Wednesday, January 28, 2009

Chins Face Human Rights Abuses: HRW

By MIN LWIN
The Irrawaddy News

Human Rights Watch (HRW) on Wednesday released a report calling for the Burmese military government to end human rights abuses against ethnic Chin in western Burma.

The New York-based human rights monitors also urged the Indian government and the newly formed Mizoram State government in northeastern India to “extend protection to Chin who have fled to neighboring India to escape ongoing abuses and severe repression in Burma.”

An ethnic Chin child refugee sits with his mother in a refugee camp in Kuala Lumpur, Malaysia. Burma's military regime is perpetrating widespread abuse of the mainly-Christian Chin ethnic group, who face famine, forced labour, torture and persecution, HRW said. (Photo: AFP)

In the 93-page report, HRW said that ethnic Chin experience a wide range of human rights abuses, including forced labor, arbitrary arrests and detention, torture and religious repression at the hands of the Burmese army and government officials.

The report also accused the ethnic Chin insurgent group, the Chin National Army (CNA), of committing abuses against Chin villagers, such as harassment, beatings and extortion.

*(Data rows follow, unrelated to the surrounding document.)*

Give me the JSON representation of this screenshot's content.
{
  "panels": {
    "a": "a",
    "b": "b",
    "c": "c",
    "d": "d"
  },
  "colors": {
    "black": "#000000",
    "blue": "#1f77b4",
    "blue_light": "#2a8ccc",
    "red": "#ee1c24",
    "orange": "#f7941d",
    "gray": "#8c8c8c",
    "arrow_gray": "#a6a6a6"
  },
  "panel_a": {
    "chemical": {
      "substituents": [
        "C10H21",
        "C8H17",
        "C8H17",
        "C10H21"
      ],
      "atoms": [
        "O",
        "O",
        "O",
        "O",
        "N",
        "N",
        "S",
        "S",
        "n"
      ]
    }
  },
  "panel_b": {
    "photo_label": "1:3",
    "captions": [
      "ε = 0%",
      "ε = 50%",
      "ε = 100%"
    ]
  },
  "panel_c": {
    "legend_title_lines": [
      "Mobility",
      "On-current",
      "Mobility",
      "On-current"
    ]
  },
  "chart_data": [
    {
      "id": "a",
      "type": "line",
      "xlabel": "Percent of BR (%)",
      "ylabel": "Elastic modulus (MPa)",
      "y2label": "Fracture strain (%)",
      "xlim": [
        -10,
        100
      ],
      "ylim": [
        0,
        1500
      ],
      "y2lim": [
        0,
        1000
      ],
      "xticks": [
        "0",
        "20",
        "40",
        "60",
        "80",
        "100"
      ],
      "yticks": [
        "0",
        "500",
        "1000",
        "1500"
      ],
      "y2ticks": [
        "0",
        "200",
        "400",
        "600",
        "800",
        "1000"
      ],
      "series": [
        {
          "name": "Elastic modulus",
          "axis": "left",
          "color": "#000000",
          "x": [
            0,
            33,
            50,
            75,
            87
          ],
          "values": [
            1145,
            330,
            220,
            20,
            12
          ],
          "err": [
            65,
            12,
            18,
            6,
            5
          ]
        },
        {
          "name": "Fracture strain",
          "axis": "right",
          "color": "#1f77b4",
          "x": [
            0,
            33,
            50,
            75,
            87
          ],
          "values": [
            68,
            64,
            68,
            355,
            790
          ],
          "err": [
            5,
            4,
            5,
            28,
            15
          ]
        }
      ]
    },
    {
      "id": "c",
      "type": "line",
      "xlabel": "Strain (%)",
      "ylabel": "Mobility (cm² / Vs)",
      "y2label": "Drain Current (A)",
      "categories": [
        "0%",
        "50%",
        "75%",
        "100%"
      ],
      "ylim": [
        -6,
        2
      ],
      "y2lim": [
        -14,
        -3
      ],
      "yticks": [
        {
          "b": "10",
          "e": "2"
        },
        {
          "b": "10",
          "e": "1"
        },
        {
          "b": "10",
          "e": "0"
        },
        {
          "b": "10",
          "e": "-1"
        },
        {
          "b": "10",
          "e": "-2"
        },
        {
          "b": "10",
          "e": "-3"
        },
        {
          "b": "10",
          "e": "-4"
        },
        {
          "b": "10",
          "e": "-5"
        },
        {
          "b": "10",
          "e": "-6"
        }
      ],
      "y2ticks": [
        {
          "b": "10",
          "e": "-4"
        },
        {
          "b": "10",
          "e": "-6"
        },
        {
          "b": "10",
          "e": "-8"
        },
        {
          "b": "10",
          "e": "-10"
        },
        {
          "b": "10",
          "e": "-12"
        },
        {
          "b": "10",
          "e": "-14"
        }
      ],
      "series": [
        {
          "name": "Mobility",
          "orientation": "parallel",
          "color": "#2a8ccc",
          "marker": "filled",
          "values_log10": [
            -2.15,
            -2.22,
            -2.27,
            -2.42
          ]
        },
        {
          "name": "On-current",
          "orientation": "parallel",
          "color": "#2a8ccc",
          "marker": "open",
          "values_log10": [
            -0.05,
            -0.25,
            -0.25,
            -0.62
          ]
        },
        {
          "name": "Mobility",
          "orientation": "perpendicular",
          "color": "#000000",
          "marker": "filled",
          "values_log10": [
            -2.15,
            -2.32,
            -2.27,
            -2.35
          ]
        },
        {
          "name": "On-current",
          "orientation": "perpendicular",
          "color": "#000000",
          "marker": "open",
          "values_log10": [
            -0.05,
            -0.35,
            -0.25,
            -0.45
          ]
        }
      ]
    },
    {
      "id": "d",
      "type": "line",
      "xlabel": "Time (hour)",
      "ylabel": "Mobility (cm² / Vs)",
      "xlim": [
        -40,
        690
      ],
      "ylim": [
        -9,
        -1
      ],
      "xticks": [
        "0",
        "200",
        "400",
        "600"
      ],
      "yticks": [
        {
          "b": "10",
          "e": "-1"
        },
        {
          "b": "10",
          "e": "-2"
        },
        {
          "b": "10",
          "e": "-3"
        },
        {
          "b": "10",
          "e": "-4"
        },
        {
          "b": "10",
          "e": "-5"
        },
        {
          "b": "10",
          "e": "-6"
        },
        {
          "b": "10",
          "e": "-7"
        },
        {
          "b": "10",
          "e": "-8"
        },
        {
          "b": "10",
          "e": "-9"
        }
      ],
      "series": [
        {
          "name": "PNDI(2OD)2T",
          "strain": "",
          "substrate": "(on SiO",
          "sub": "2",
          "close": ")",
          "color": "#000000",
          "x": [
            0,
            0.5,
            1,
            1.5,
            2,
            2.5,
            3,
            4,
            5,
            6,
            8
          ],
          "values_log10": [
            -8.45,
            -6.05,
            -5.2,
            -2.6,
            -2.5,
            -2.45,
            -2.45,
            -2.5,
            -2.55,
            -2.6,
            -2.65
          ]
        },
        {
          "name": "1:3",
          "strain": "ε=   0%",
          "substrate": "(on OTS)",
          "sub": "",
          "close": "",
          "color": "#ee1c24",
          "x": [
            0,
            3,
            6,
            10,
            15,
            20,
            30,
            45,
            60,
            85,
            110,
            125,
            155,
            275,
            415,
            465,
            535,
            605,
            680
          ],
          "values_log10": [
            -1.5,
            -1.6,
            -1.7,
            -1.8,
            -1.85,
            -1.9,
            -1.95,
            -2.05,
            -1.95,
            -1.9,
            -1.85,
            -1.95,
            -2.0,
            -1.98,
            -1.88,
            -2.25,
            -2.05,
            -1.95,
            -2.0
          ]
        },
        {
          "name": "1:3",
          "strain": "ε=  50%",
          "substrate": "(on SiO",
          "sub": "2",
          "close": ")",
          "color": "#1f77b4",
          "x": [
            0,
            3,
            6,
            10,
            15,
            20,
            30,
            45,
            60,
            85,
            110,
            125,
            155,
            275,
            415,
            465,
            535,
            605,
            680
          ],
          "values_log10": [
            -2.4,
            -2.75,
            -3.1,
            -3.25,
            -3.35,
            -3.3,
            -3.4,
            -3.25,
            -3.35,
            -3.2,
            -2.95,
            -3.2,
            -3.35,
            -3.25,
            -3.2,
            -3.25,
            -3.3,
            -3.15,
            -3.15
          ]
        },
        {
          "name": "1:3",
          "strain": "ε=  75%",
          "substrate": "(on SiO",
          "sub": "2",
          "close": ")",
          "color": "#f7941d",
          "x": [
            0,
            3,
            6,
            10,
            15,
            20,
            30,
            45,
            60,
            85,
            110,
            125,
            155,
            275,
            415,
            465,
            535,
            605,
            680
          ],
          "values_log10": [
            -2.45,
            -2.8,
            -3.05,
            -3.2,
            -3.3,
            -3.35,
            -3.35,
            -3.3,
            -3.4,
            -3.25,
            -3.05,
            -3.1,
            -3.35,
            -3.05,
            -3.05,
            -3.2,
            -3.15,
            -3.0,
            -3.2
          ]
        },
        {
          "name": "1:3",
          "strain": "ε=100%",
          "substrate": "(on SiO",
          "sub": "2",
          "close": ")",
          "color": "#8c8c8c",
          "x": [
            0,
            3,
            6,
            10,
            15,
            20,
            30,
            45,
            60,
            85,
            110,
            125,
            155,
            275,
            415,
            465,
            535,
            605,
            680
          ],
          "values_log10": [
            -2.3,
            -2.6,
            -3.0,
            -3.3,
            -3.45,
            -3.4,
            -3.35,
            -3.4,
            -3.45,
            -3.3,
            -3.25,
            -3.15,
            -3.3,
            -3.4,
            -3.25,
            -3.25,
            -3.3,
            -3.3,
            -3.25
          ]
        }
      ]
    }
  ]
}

HRW called on the Burmese army and ethnic armed groups to end abuses and for Burma’s ruling State Peace and Development Council (SPDC) to allow humanitarian agencies in Rangoon unfettered access to Chin State.

The HRW report included testimonies from about 140 ethnic Chin inside Burma or living in Mizoram interviewed between 2005 and 2008.

Speaking to The Irrawaddy on Wednesday, HRW Burma consultant David Mathieson said, “That was just from 140 interviews. There are almost half a million people in Chin State. Therefore, the true number of people who have been tortured is very difficult to calculate.

“Wherever there are soldiers of the Burmese army and non-state armed groups, such as the Chin National Front [the political wing of the CNA], civilians are vulnerable to abuses by armed groups,” he said. “Abuses sometimes happen in towns and cities in Chin state, but they happen most frequently in rural areas. Anywhere where there are Burmese army soldiers and any kind of low-intensity conflict, civilians are vulnerable to these types of abuses.”

HRW quoted one Chin Christian church leader now living in Mizoram as saying, “These underground groups, rather than being a help, make life even more difficult for us.”

However, Chin National Front Joint General Secretary (1) Shwe Khar denied the charges that CAN soldiers extort money, food and property from Chin villagers.

“Chin soldiers used to collect donations from the villagers, but did not extort money,” he said.

There are currently about 75,000 Chin people living in Mizoram and a few thousand in New Delhi. Thousands more have migrated to Malaysia and to other countries such as America and Canada.

Last year, at least 70,000 ethnic Chin were affected by a famine caused by a plague of rats, which ate rice stocks in many of the state’s villages, according to exiled Chin rights groups. More than 30 children died as a result of the famine.